Brytyjski rząd zmienił w poniedziałek zasady kwarantanny po przyjeździe z zagranicy, dopuszczając odmienne traktowanie kontynentalnej części jakiegoś kraju i należących do niego wysp. Przy okazji przywrócił kwarantannę po przyjeździe z siedmiu greckich wysp.

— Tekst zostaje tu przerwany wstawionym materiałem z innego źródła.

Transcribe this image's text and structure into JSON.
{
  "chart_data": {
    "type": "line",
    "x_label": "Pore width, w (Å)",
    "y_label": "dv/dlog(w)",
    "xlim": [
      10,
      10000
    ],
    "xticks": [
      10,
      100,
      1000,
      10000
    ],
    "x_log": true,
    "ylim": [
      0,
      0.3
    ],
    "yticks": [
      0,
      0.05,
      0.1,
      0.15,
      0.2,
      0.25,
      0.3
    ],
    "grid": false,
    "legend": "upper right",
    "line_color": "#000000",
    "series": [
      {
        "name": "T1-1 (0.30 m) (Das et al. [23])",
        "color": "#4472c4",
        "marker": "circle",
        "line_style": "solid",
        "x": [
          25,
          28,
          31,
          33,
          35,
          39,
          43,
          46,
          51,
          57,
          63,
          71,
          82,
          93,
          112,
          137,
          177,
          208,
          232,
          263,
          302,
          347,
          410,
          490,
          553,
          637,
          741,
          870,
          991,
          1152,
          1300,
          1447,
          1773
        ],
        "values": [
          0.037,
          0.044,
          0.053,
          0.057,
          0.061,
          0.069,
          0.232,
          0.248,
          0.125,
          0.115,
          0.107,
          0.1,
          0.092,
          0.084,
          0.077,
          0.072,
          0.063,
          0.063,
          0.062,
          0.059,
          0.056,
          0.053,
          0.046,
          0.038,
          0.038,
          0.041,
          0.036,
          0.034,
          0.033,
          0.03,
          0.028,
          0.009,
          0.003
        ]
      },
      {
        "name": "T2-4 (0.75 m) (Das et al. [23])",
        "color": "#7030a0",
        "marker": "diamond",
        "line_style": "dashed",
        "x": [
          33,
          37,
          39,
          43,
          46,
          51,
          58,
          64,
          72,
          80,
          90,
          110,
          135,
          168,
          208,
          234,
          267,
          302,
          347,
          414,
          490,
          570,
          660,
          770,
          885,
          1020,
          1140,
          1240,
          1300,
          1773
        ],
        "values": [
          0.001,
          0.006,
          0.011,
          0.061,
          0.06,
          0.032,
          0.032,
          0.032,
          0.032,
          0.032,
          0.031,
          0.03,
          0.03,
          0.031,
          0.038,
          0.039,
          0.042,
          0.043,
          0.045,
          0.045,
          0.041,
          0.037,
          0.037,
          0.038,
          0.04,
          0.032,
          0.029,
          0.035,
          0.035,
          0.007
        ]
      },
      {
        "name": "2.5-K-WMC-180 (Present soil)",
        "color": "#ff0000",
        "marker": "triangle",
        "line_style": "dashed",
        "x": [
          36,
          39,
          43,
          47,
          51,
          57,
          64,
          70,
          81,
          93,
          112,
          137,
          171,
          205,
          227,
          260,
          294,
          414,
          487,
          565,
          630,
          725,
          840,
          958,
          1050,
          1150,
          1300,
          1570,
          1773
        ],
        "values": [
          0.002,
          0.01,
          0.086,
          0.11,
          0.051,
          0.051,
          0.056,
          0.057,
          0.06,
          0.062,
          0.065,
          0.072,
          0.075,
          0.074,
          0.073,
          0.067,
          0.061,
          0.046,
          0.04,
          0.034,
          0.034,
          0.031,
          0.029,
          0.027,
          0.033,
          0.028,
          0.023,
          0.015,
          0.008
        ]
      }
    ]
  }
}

Nacisk sektora turystycznego
Ministerstwo transportu przez długi czas niechętnie odnosiło się do pomysłu, by w kwestii kwarantanny odmiennie traktować różne części danego kraju, w zależności od wskaźnika nowych zakażeń koronawirusem, choć branża turystyczna zwracała uwagę, że na należących do Hiszpanii archipelagach Wysp Kanaryjskich i Balearów jest on znacznie niższy niż w kontynentalnej części kraju.
Do zmiany stanowiska, oprócz nacisków sektora turystycznego, skłonił rząd chaos, który zapanował w zeszłym tygodniu wskutek wprowadzenia przez władze poszczególnych części kraju odmiennych zasad dotyczących kwarantanny po przyjeździe z Grecji i Portugalii. Rząd brytyjski, którego decyzje w kwestii kwarantanny odnoszą się tylko do Anglii, a także rząd północnoirlandzki nie przywróciły jej, rząd szkocki wprowadził ją dla przyjazdów z całej Portugalii i całej Grecji, zaś walijski – dla przyjazdów z Portugalii, ale z wyłączeniem Madery i Azorów, a także z sześciu greckich wysp.

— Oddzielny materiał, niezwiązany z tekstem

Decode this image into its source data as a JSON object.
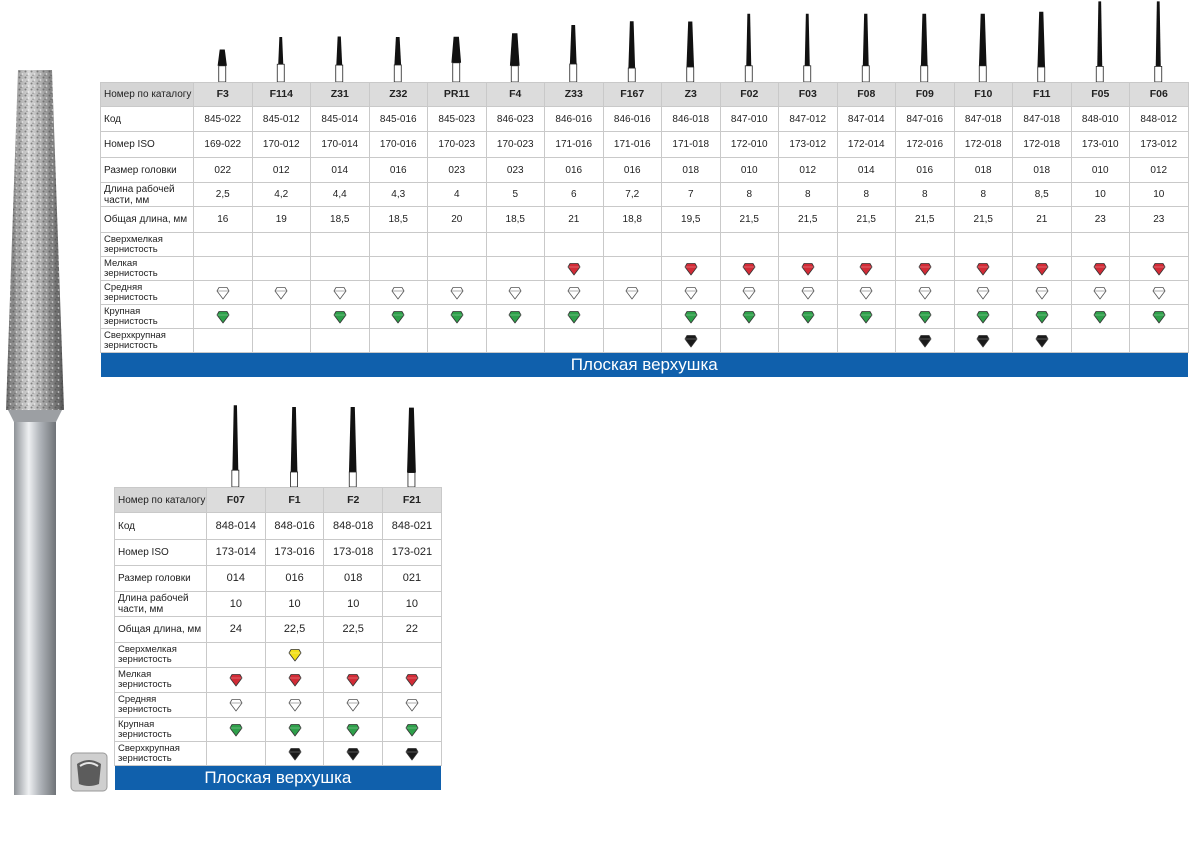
{
  "table1": {
    "row_labels": {
      "catalog": "Номер по каталогу",
      "code": "Код",
      "iso": "Номер ISO",
      "head": "Размер головки",
      "work_len": "Длина рабочей части, мм",
      "total_len": "Общая длина, мм",
      "grit_xfine": "Сверхмелкая зернистость",
      "grit_fine": "Мелкая зернистость",
      "grit_medium": "Средняя зернистость",
      "grit_coarse": "Крупная зернистость",
      "grit_xcoarse": "Сверхкрупная зернистость"
    },
    "banner": "Плоская верхушка",
    "models": [
      {
        "num": "F3",
        "code": "845-022",
        "iso": "169-022",
        "head": "022",
        "work": "2,5",
        "total": "16",
        "xfine": false,
        "fine": false,
        "medium": true,
        "coarse": true,
        "xcoarse": false
      },
      {
        "num": "F114",
        "code": "845-012",
        "iso": "170-012",
        "head": "012",
        "work": "4,2",
        "total": "19",
        "xfine": false,
        "fine": false,
        "medium": true,
        "coarse": false,
        "xcoarse": false
      },
      {
        "num": "Z31",
        "code": "845-014",
        "iso": "170-014",
        "head": "014",
        "work": "4,4",
        "total": "18,5",
        "xfine": false,
        "fine": false,
        "medium": true,
        "coarse": true,
        "xcoarse": false
      },
      {
        "num": "Z32",
        "code": "845-016",
        "iso": "170-016",
        "head": "016",
        "work": "4,3",
        "total": "18,5",
        "xfine": false,
        "fine": false,
        "medium": true,
        "coarse": true,
        "xcoarse": false
      },
      {
        "num": "PR11",
        "code": "845-023",
        "iso": "170-023",
        "head": "023",
        "work": "4",
        "total": "20",
        "xfine": false,
        "fine": false,
        "medium": true,
        "coarse": true,
        "xcoarse": false
      },
      {
        "num": "F4",
        "code": "846-023",
        "iso": "170-023",
        "head": "023",
        "work": "5",
        "total": "18,5",
        "xfine": false,
        "fine": false,
        "medium": true,
        "coarse": true,
        "xcoarse": false
      },
      {
        "num": "Z33",
        "code": "846-016",
        "iso": "171-016",
        "head": "016",
        "work": "6",
        "total": "21",
        "xfine": false,
        "fine": true,
        "medium": true,
        "coarse": true,
        "xcoarse": false
      },
      {
        "num": "F167",
        "code": "846-016",
        "iso": "171-016",
        "head": "016",
        "work": "7,2",
        "total": "18,8",
        "xfine": false,
        "fine": false,
        "medium": true,
        "coarse": false,
        "xcoarse": false
      },
      {
        "num": "Z3",
        "code": "846-018",
        "iso": "171-018",
        "head": "018",
        "work": "7",
        "total": "19,5",
        "xfine": false,
        "fine": true,
        "medium": true,
        "coarse": true,
        "xcoarse": true
      },
      {
        "num": "F02",
        "code": "847-010",
        "iso": "172-010",
        "head": "010",
        "work": "8",
        "total": "21,5",
        "xfine": false,
        "fine": true,
        "medium": true,
        "coarse": true,
        "xcoarse": false
      },
      {
        "num": "F03",
        "code": "847-012",
        "iso": "173-012",
        "head": "012",
        "work": "8",
        "total": "21,5",
        "xfine": false,
        "fine": true,
        "medium": true,
        "coarse": true,
        "xcoarse": false
      },
      {
        "num": "F08",
        "code": "847-014",
        "iso": "172-014",
        "head": "014",
        "work": "8",
        "total": "21,5",
        "xfine": false,
        "fine": true,
        "medium": true,
        "coarse": true,
        "xcoarse": false
      },
      {
        "num": "F09",
        "code": "847-016",
        "iso": "172-016",
        "head": "016",
        "work": "8",
        "total": "21,5",
        "xfine": false,
        "fine": true,
        "medium": true,
        "coarse": true,
        "xcoarse": true
      },
      {
        "num": "F10",
        "code": "847-018",
        "iso": "172-018",
        "head": "018",
        "work": "8",
        "total": "21,5",
        "xfine": false,
        "fine": true,
        "medium": true,
        "coarse": true,
        "xcoarse": true
      },
      {
        "num": "F11",
        "code": "847-018",
        "iso": "172-018",
        "head": "018",
        "work": "8,5",
        "total": "21",
        "xfine": false,
        "fine": true,
        "medium": true,
        "coarse": true,
        "xcoarse": true
      },
      {
        "num": "F05",
        "code": "848-010",
        "iso": "173-010",
        "head": "010",
        "work": "10",
        "total": "23",
        "xfine": false,
        "fine": true,
        "medium": true,
        "coarse": true,
        "xcoarse": false
      },
      {
        "num": "F06",
        "code": "848-012",
        "iso": "173-012",
        "head": "012",
        "work": "10",
        "total": "23",
        "xfine": false,
        "fine": true,
        "medium": true,
        "coarse": true,
        "xcoarse": false
      }
    ]
  },
  "table2": {
    "row_labels": {
      "catalog": "Номер по каталогу",
      "code": "Код",
      "iso": "Номер ISO",
      "head": "Размер головки",
      "work_len": "Длина рабочей части, мм",
      "total_len": "Общая длина, мм",
      "grit_xfine": "Сверхмелкая зернистость",
      "grit_fine": "Мелкая зернистость",
      "grit_medium": "Средняя зернистость",
      "grit_coarse": "Крупная зернистость",
      "grit_xcoarse": "Сверхкрупная зернистость"
    },
    "banner": "Плоская верхушка",
    "models": [
      {
        "num": "F07",
        "code": "848-014",
        "iso": "173-014",
        "head": "014",
        "work": "10",
        "total": "24",
        "xfine": false,
        "fine": true,
        "medium": true,
        "coarse": true,
        "xcoarse": false
      },
      {
        "num": "F1",
        "code": "848-016",
        "iso": "173-016",
        "head": "016",
        "work": "10",
        "total": "22,5",
        "xfine": true,
        "fine": true,
        "medium": true,
        "coarse": true,
        "xcoarse": true
      },
      {
        "num": "F2",
        "code": "848-018",
        "iso": "173-018",
        "head": "018",
        "work": "10",
        "total": "22,5",
        "xfine": false,
        "fine": true,
        "medium": true,
        "coarse": true,
        "xcoarse": true
      },
      {
        "num": "F21",
        "code": "848-021",
        "iso": "173-021",
        "head": "021",
        "work": "10",
        "total": "22",
        "xfine": false,
        "fine": true,
        "medium": true,
        "coarse": true,
        "xcoarse": true
      }
    ]
  },
  "grit_colors": {
    "xfine": "#f2e01a",
    "fine": "#d22b36",
    "medium": "#ffffff",
    "coarse": "#2ea04a",
    "xcoarse": "#1a1a1a"
  },
  "banner_color": "#1060ac"
}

W poniedziałek minister transportu Grant Shapps ogłosił, że od środy rano obowiązkowej kwarantannie podlegać będą podróżni z siedmiu greckich wysp – Krety, Mykonos, Lesbos, Zakynthos, Santorini, Serifos i Tinos. Poinformował też, że wprawdzie na Balearach i Wyspach Kanaryjskich wskaźnik nowych zakażań jest mniejszy niż w kontynentalnej Hiszpanii, ale wciąż za wysoki, by zwalniać przyjeżdżających stamtąd z tego obowiązku.

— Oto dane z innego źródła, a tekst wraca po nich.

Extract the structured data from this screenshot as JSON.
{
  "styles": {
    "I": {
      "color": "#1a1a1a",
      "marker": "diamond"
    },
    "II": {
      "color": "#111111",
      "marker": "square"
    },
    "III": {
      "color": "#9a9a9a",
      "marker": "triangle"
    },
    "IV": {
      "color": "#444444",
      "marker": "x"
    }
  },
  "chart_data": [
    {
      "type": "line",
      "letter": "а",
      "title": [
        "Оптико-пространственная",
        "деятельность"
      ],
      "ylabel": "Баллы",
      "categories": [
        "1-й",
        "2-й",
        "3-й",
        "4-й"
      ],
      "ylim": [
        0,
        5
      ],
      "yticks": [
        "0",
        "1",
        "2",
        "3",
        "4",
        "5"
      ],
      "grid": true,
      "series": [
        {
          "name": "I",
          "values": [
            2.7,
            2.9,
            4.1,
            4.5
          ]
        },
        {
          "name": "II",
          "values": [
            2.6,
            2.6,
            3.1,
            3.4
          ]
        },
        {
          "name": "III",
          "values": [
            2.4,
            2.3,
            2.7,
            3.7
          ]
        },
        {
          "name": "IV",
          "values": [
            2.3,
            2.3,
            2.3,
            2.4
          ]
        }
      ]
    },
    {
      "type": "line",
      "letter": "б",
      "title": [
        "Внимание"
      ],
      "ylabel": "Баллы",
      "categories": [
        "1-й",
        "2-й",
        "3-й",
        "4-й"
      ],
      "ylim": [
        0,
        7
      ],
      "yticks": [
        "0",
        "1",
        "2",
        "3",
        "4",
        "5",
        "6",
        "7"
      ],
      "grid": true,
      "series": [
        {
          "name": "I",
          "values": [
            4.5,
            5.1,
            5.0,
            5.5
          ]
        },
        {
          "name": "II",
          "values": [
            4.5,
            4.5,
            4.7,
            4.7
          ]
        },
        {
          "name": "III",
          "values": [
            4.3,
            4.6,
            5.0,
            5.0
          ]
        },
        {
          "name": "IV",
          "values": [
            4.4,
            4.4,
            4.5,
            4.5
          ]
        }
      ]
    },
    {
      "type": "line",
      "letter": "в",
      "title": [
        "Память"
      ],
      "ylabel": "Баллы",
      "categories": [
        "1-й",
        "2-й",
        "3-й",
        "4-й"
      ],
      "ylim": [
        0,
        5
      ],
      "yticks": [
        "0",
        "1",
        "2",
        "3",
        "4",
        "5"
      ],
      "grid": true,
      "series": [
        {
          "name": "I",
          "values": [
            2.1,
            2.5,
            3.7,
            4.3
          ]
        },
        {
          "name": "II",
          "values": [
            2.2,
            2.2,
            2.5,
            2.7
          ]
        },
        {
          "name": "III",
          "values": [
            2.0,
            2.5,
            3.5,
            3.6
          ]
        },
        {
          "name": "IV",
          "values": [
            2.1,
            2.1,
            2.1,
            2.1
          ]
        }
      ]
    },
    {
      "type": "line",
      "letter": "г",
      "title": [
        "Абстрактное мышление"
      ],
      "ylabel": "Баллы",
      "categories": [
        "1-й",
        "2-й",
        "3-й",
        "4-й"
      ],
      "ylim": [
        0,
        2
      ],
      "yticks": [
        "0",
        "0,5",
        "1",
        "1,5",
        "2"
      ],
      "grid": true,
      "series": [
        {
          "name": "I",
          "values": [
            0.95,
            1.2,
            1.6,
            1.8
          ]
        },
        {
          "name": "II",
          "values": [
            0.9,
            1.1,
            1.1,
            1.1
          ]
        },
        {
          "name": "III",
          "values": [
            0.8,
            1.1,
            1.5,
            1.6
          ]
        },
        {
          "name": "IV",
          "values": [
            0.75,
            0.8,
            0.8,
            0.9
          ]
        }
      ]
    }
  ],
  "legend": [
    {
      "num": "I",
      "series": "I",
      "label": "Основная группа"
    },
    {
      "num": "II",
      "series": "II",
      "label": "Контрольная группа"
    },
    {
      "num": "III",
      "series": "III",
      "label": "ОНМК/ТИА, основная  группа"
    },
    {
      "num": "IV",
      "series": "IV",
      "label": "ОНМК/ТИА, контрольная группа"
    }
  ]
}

Wprawdzie ogłoszona przez Shappsa lista greckich wysp nie do końca pokrywa się z tą obowiązującą w Walii, zatem nie doprowadziło to do skoordynowania polityki w zakresie kwarantanny. Jednak dopuszczenie odmiennego traktowania poszczególnych części jakiegoś kraju da brytyjskim władzom większą elastyczność, a to może pomóc władzom w Londynie, Edynburgu, Cardiff i Belfaście w ustalaniu jednakowych reguł.
W Anglii, Walii i Irlandii Północnej kara za nieprzestrzeganie obowiązku kwarantanny wynosi 1000 funtów, w Szkocji – 480, jednak w przypadku wielokrotnego przyłapania na tym może ona zostać zwiększona do 5000 funtów.